The head of an influential school-accrediting agency assured Clayton County residents Monday night his agency was not picking on the school system when he it sent a warning letter to officials in September.
“The letter was to try to help the system,” Mark Elgart, president of the Southern Association of Colleges and Schools told about 90 residents, including several of the nine school board members, at an informational session at Clayton State University in Morrow. “We want the school system to be vibrant and successful.”
The informational meeting followed a school board meeting in Joneboro.
While Clayton’s accreditation isn’t in jeopardy Elghart said, the school board and the system has a lot of work to do. “To be honest, you still have a ways to go to get the kind of school system for your children so that they will be ready for the future.”
Elgart sent the letter based on reports he’d received about divisiveness among board members and outside influences.
He told the Atlanta Journal-Constitution before the meeting Clayton’s problems have been ongoing for at least a decade.
“The issues extend beyond one board. The current board did not create them but they have yet to distance themselves from the issues,” he said. He said the issues include being influenced by outside groups and factions within the community that are imposing their individual agendas. He would not identify those factions.
Eva Jane Bunkley of Riverdale brought her two elementary school boys with her to the meeting. “We have a very vested interest in what’s going on. We just don’t like being in the dark, we like to know what’ going on,” she said before the meeting.
Afterward, she noted the meeting was informative and enlightening, but added she is “concerned about what power we (community members) have in the process moving froward.”

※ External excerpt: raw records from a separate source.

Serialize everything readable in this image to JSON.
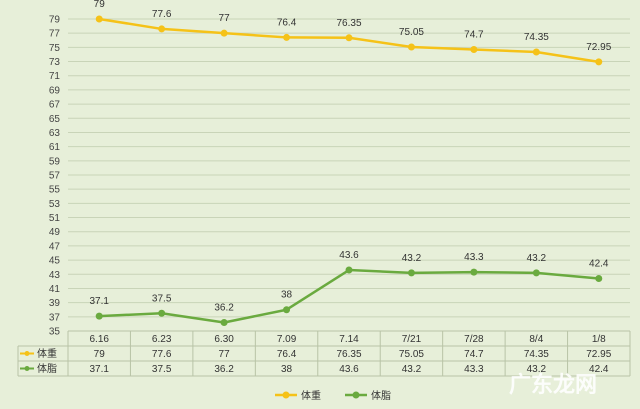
{
  "chart_data": {
    "type": "line",
    "categories": [
      "6.16",
      "6.23",
      "6.30",
      "7.09",
      "7.14",
      "7/21",
      "7/28",
      "8/4",
      "1/8"
    ],
    "series": [
      {
        "name": "体重",
        "color": "#f5c218",
        "values": [
          79,
          77.6,
          77,
          76.4,
          76.35,
          75.05,
          74.7,
          74.35,
          72.95
        ],
        "labels": [
          "79",
          "77.6",
          "77",
          "76.4",
          "76.35",
          "75.05",
          "74.7",
          "74.35",
          "72.95"
        ]
      },
      {
        "name": "体脂",
        "color": "#6aaa3f",
        "values": [
          37.1,
          37.5,
          36.2,
          38,
          43.6,
          43.2,
          43.3,
          43.2,
          42.4
        ],
        "labels": [
          "37.1",
          "37.5",
          "36.2",
          "38",
          "43.6",
          "43.2",
          "43.3",
          "43.2",
          "42.4"
        ]
      }
    ],
    "yticks": [
      "35",
      "37",
      "39",
      "41",
      "43",
      "45",
      "47",
      "49",
      "51",
      "53",
      "55",
      "57",
      "59",
      "61",
      "63",
      "65",
      "67",
      "69",
      "71",
      "73",
      "75",
      "77",
      "79"
    ],
    "ylim": [
      35,
      80
    ],
    "grid": "horizontal",
    "legend_position": "bottom",
    "data_table": true
  },
  "watermark": "广东龙网"
}
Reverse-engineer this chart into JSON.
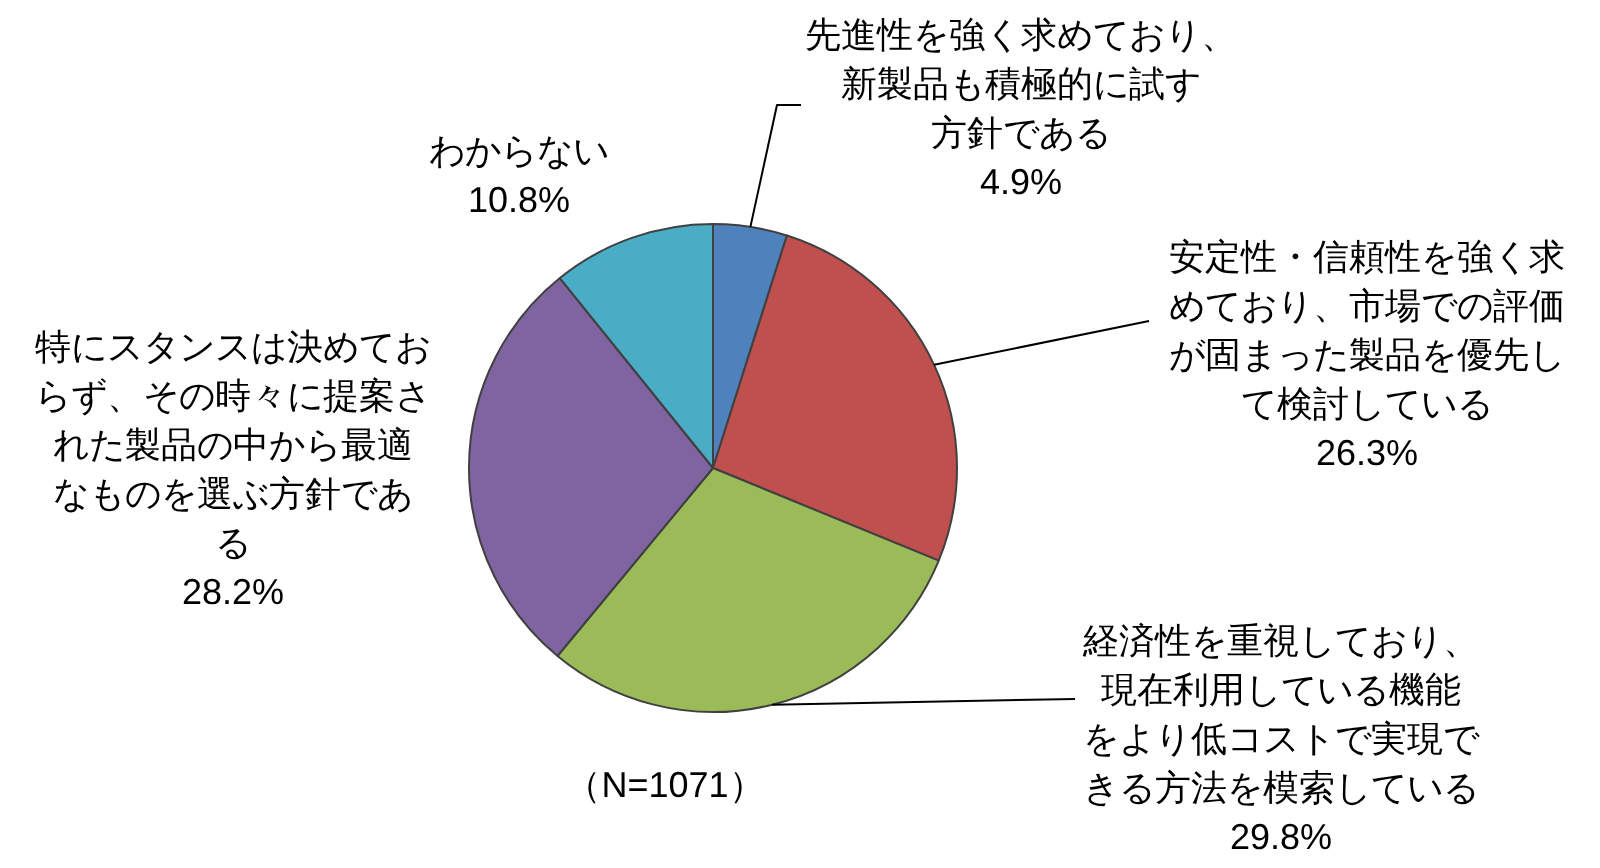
{
  "chart_data": {
    "type": "pie",
    "categories": [
      "先進性を強く求めており、新製品も積極的に試す方針である",
      "安定性・信頼性を強く求めており、市場での評価が固まった製品を優先して検討している",
      "経済性を重視しており、現在利用している機能をより低コストで実現できる方法を模索している",
      "特にスタンスは決めておらず、その時々に提案された製品の中から最適なものを選ぶ方針である",
      "わからない"
    ],
    "values": [
      4.9,
      26.3,
      29.8,
      28.2,
      10.8
    ],
    "colors": [
      "#4f81bd",
      "#c0504d",
      "#9bbb59",
      "#8064a2",
      "#4bacc6"
    ],
    "value_labels": [
      "4.9%",
      "26.3%",
      "29.8%",
      "28.2%",
      "10.8%"
    ],
    "annotations": [
      "（N=1071）"
    ]
  }
}
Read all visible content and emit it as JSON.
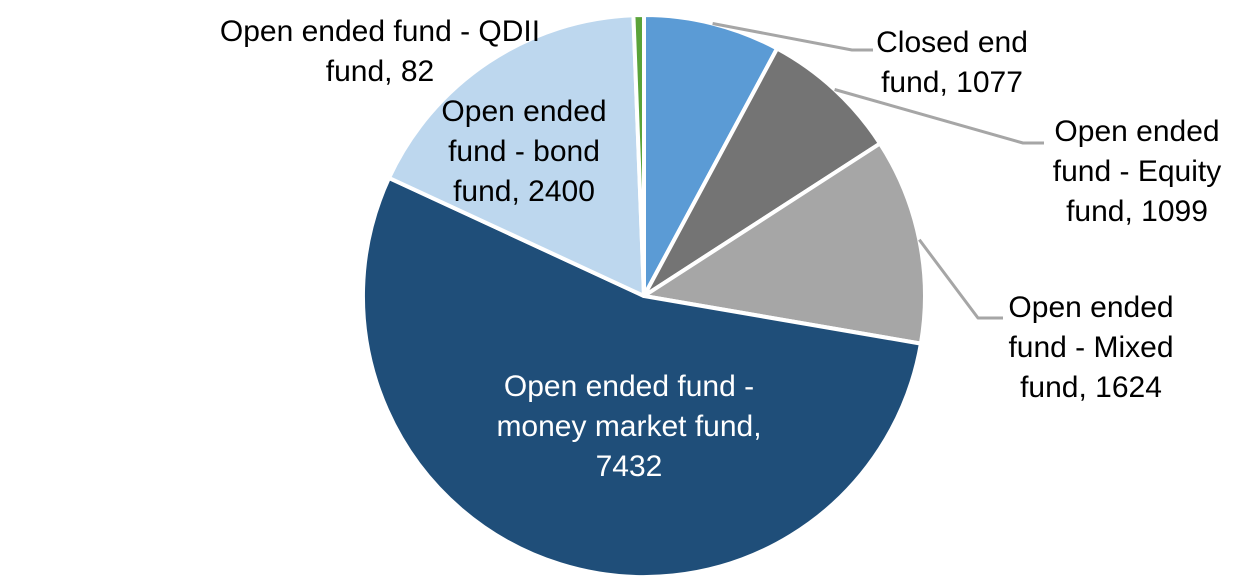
{
  "chart_data": {
    "type": "pie",
    "title": "",
    "direction": "clockwise",
    "start_angle_deg": 0,
    "total": 13714,
    "background_color": "#FFFFFF",
    "slice_border_color": "#FFFFFF",
    "leader_line_color": "#A6A6A6",
    "label_text_color": "#000000",
    "inside_label_text_color": "#FFFFFF",
    "slices": [
      {
        "label": "Closed end fund",
        "value": 1077,
        "color": "#5B9BD5",
        "label_lines": [
          "Closed end",
          "fund, 1077"
        ],
        "label_placement": "outside-with-leader"
      },
      {
        "label": "Open ended fund - Equity fund",
        "value": 1099,
        "color": "#747474",
        "label_lines": [
          "Open ended",
          "fund - Equity",
          "fund, 1099"
        ],
        "label_placement": "outside-with-leader"
      },
      {
        "label": "Open ended fund - Mixed fund",
        "value": 1624,
        "color": "#A6A6A6",
        "label_lines": [
          "Open ended",
          "fund - Mixed",
          "fund, 1624"
        ],
        "label_placement": "outside-with-leader"
      },
      {
        "label": "Open ended fund - money market fund",
        "value": 7432,
        "color": "#1F4E79",
        "label_lines": [
          "Open ended fund -",
          "money market fund,",
          "7432"
        ],
        "label_placement": "inside"
      },
      {
        "label": "Open ended fund - bond fund",
        "value": 2400,
        "color": "#BDD7EE",
        "label_lines": [
          "Open ended",
          "fund - bond",
          "fund, 2400"
        ],
        "label_placement": "outside"
      },
      {
        "label": "Open ended fund - QDII fund",
        "value": 82,
        "color": "#5AA339",
        "label_lines": [
          "Open ended fund - QDII",
          "fund, 82"
        ],
        "label_placement": "outside"
      }
    ]
  }
}
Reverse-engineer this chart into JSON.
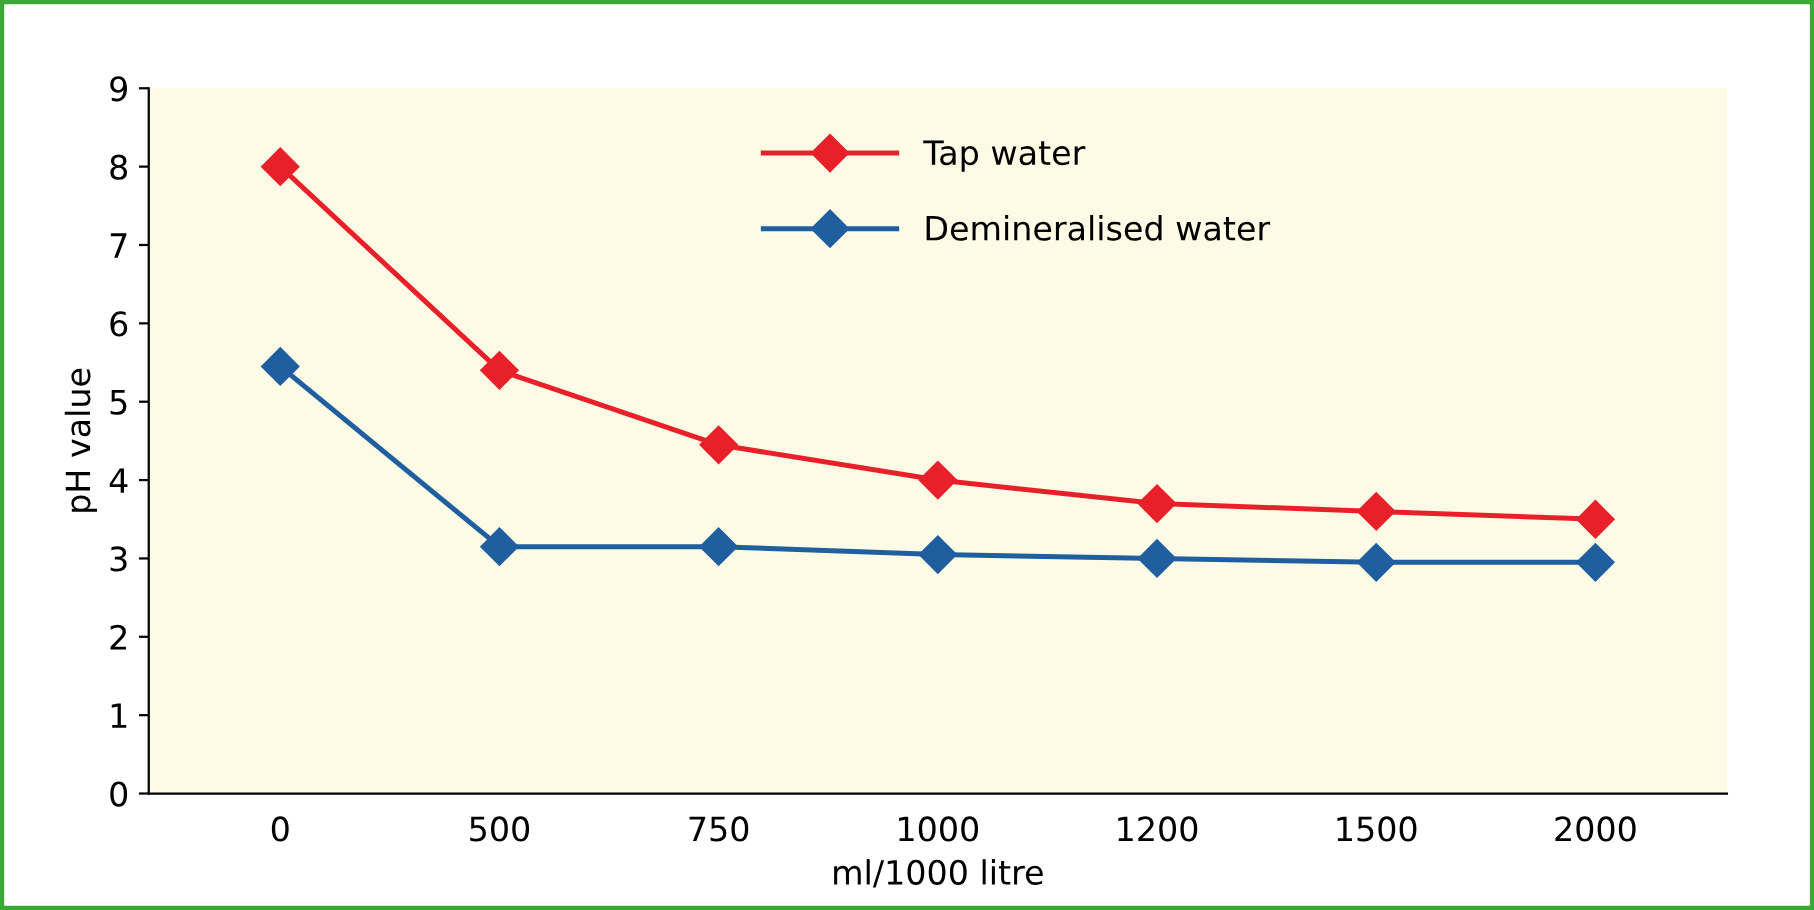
{
  "chart_data": {
    "type": "line",
    "xlabel": "ml/1000 litre",
    "ylabel": "pH value",
    "categories": [
      "0",
      "500",
      "750",
      "1000",
      "1200",
      "1500",
      "2000"
    ],
    "series": [
      {
        "name": "Tap water",
        "color": "#e8202a",
        "values": [
          8.0,
          5.4,
          4.45,
          4.0,
          3.7,
          3.6,
          3.5
        ]
      },
      {
        "name": "Demineralised water",
        "color": "#1f5fa0",
        "values": [
          5.45,
          3.15,
          3.15,
          3.05,
          3.0,
          2.95,
          2.95
        ]
      }
    ],
    "ylim": [
      0,
      9
    ],
    "yticks": [
      0,
      1,
      2,
      3,
      4,
      5,
      6,
      7,
      8,
      9
    ],
    "marker": "diamond",
    "line_style": "solid",
    "grid": false,
    "legend": "top"
  }
}
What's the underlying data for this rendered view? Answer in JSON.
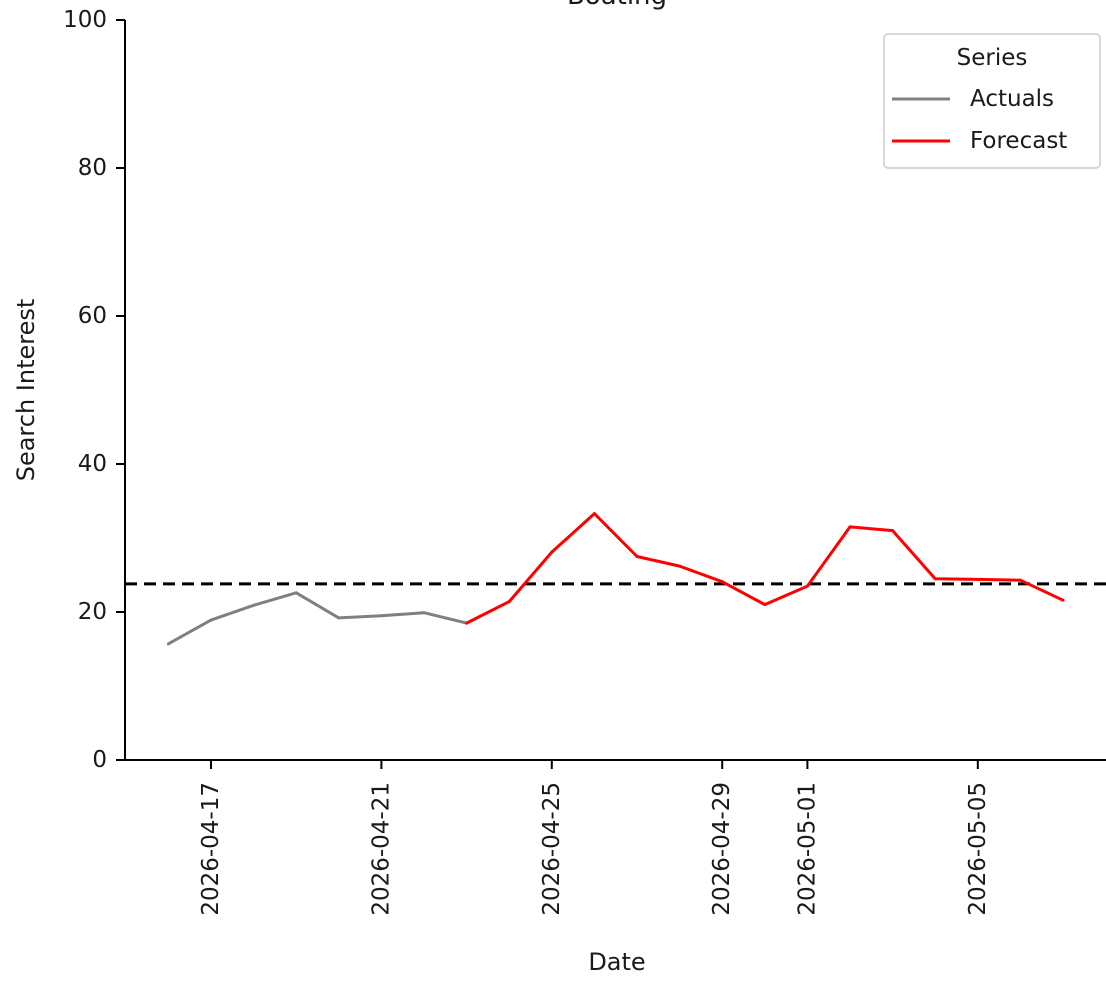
{
  "chart_data": {
    "type": "line",
    "title": "Boating",
    "xlabel": "Date",
    "ylabel": "Search Interest",
    "ylim": [
      0,
      100
    ],
    "yticks": [
      0,
      20,
      40,
      60,
      80,
      100
    ],
    "xlim": [
      "2026-04-14",
      "2026-05-07"
    ],
    "xticks": [
      "2026-04-17",
      "2026-04-21",
      "2026-04-25",
      "2026-04-29",
      "2026-05-01",
      "2026-05-05"
    ],
    "legend_title": "Series",
    "legend_position": "top-right",
    "grid": false,
    "reference_line": {
      "y": 23.8,
      "style": "dashed",
      "color": "#000000"
    },
    "series": [
      {
        "name": "Actuals",
        "color": "#808080",
        "x": [
          "2026-04-16",
          "2026-04-17",
          "2026-04-18",
          "2026-04-19",
          "2026-04-20",
          "2026-04-21",
          "2026-04-22",
          "2026-04-23"
        ],
        "values": [
          15.7,
          18.9,
          20.9,
          22.6,
          19.2,
          19.5,
          19.9,
          18.5
        ]
      },
      {
        "name": "Forecast",
        "color": "#ff0000",
        "x": [
          "2026-04-23",
          "2026-04-24",
          "2026-04-25",
          "2026-04-26",
          "2026-04-27",
          "2026-04-28",
          "2026-04-29",
          "2026-04-30",
          "2026-05-01",
          "2026-05-02",
          "2026-05-03",
          "2026-05-04",
          "2026-05-05",
          "2026-05-06",
          "2026-05-07"
        ],
        "values": [
          18.5,
          21.4,
          28.1,
          33.3,
          27.5,
          26.2,
          24.1,
          21.0,
          23.5,
          31.5,
          31.0,
          24.5,
          24.4,
          24.3,
          21.6
        ]
      }
    ]
  }
}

Elgart’s appearance is the first public attempt by the Southern Association to quell renewed fears of problems for the beleaguered southside school district. Clayton lost its accreditation in 2008 and is still feeling the effects of that loss. Thousands of students and their families fled the county which also lost $20 million in federal school funding because of the accreditation loss. Home values have plummeted draining up a major source of revenue for the school system’s budget.
Just as the community felt it was emerging from the accreditation problems, a letter from Elgart surfaced in September causing near-panic. In the letter sent to now-departed schools superintendent Edmond Heatley, Elgart warned that the school board’s division and micromanaging “could put your school system’s current and future accreditation in jeopardy.”
County officials quickly swung into damage control. Mayors of the county’s seven cities rallied together, offering support to the school board, part of a vow they made in 2008 to keep the school district from ever losing its accreditation again. The renewed SACS scrutiny has sent fear throughout the business and educational ranks as well as the general community. The district has until Jan. 15 to respond to the letter. Jackson met with Elgart to get a better understanding of the intent of the letter.